L’irreperibilità, quasi fosse un virus, sembra colpire il mondo dei collaboratori di giustizia.
Il primo caso, quello più rilevante, riguarda l’ex capodecina di San Cataldo, Leonardo Messina, il quale dopo aver pagato il suo conto con la giustizia avrebbe dovuto testimoniare a Caltanissetta al processo al superlatitante Matteo Messina Denaro, accusato per le stragi di mafia del ’92.
Un teste chiave che avrebbe potuto testimoniare in merito agli interessi e alle connivenze di “Cosa Nostra” con il mondo politico-imprenditoriale. Quegli affari che avevano attirato l’attenzione prima di Giovanni Falcone e poi di Paolo Borsellino, che continuò a interessarsi – come riportato da Il Dubbio – “ anche se non formalmente visto che ancora non aveva ottenuto la delega, dell’indagine contenuta nel dossier mafia- appalti. Tale informativa, ricordiamo, è scaturita da un’inchiesta condotta, tra la fine degli anni 80 e il 1992, dai carabinieri del Ros guidati dall’allora colonnello Mario Mori e dal capitano Giuseppe De Donno.”
L’irreperibilità di Leonardo Messina suscita non pochi interrogativi.

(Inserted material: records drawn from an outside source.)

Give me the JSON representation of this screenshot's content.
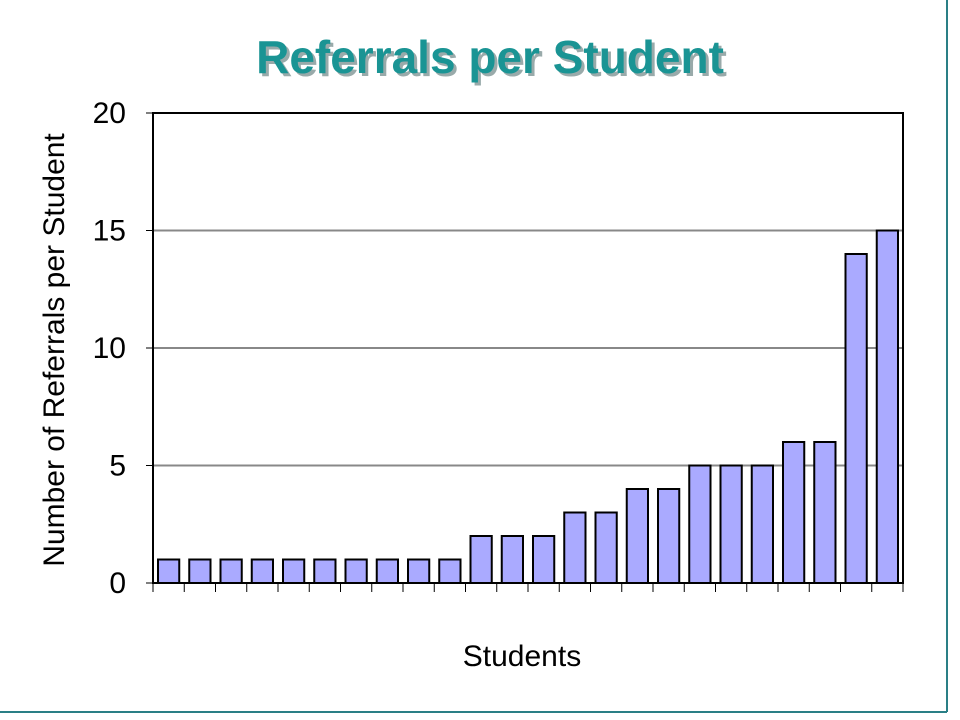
{
  "chart_data": {
    "type": "bar",
    "title": "Referrals per Student",
    "x_label": "Students",
    "y_label": "Number of Referrals per Student",
    "categories": [
      null,
      null,
      null,
      null,
      null,
      null,
      null,
      null,
      null,
      null,
      null,
      null,
      null,
      null,
      null,
      null,
      null,
      null,
      null,
      null,
      null,
      null,
      null,
      null
    ],
    "values": [
      1,
      1,
      1,
      1,
      1,
      1,
      1,
      1,
      1,
      1,
      2,
      2,
      2,
      3,
      3,
      4,
      4,
      5,
      5,
      5,
      6,
      6,
      14,
      15
    ],
    "color": "#aaaaff",
    "ylim": [
      0,
      20
    ],
    "yticks": [
      0,
      5,
      10,
      15,
      20
    ],
    "grid": true
  }
}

“Leonardo Messina – conclude infatti l’articolo de “Il Dubbio” – è un testimone considerato importante da Borsellino, così come, in seguito, da altri magistrati. Il pentito ha ribadito l’importanza della gestione degli appalti anche nel 2013, sentito al processo di primo grado sulla presunta trattativa Stato- mafia. Messina avrebbe dovuto deporre – assieme ad Angelo Siino (assente per gravi motivi di salute) – a settembre scorso anche nel processo di Caltanissetta relativo al latitante Matteo Messina Denaro, accusato di essere uno dei mandanti delle stragi di Capaci e via D’Amelio. Ma il pentito Leonardo Messina non è più reperibile da qualche tempo. È come se fosse scomparso nel buio: gli inquirenti stessi si dicono preoccupati.”
È di questi giorni un’altra dichiarazione di irreperibilità che, seppur riguarda un personaggio di ben altra credibilità e diverso spessore di quello dell’ex capodecina di San Cataldo, ci lascia piuttosto perplessi.
Chiunque conosca l’ex pentito Vincenzo Calcara, sa bene che non manca occasione per far parlare di sé, a costo di presentarsi e, pur non avendone alcun titolo, avanzare la pretesa d’esser sentito dai giudici nel corso di processi rispetto i quali non ha alcun interesse o coinvolgimento.
La stessa cosa accadde la mattina del 3 ottobre – secondo quanto narrato da testimoni – quando si presentò a Palermo in occasione dell’udienza preliminare di un procedimento che non lo riguardava e venne prontamente allontanato dall’aula.
La stessa sera, in compagnia della figlia, a Castelvetrano si avvicinò all’ex sindaco Antonio Vaccarino per parlargli. Di cosa voleva parlargli il suo detrattore che in più circostanze lo aveva calunniato e diffamato? Dinanzi le rimostranze e l’invito ad allontanarsi da parte dell’avvocato Giovanna Angelo, difensore dell’ex sindaco, che si trovava con il suo assistito per parlare dell’udienza del mattino, Calcara aveva insistito nei suoi comportamenti, costringendo l’avvocato Angelo a chiamare i carabinieri.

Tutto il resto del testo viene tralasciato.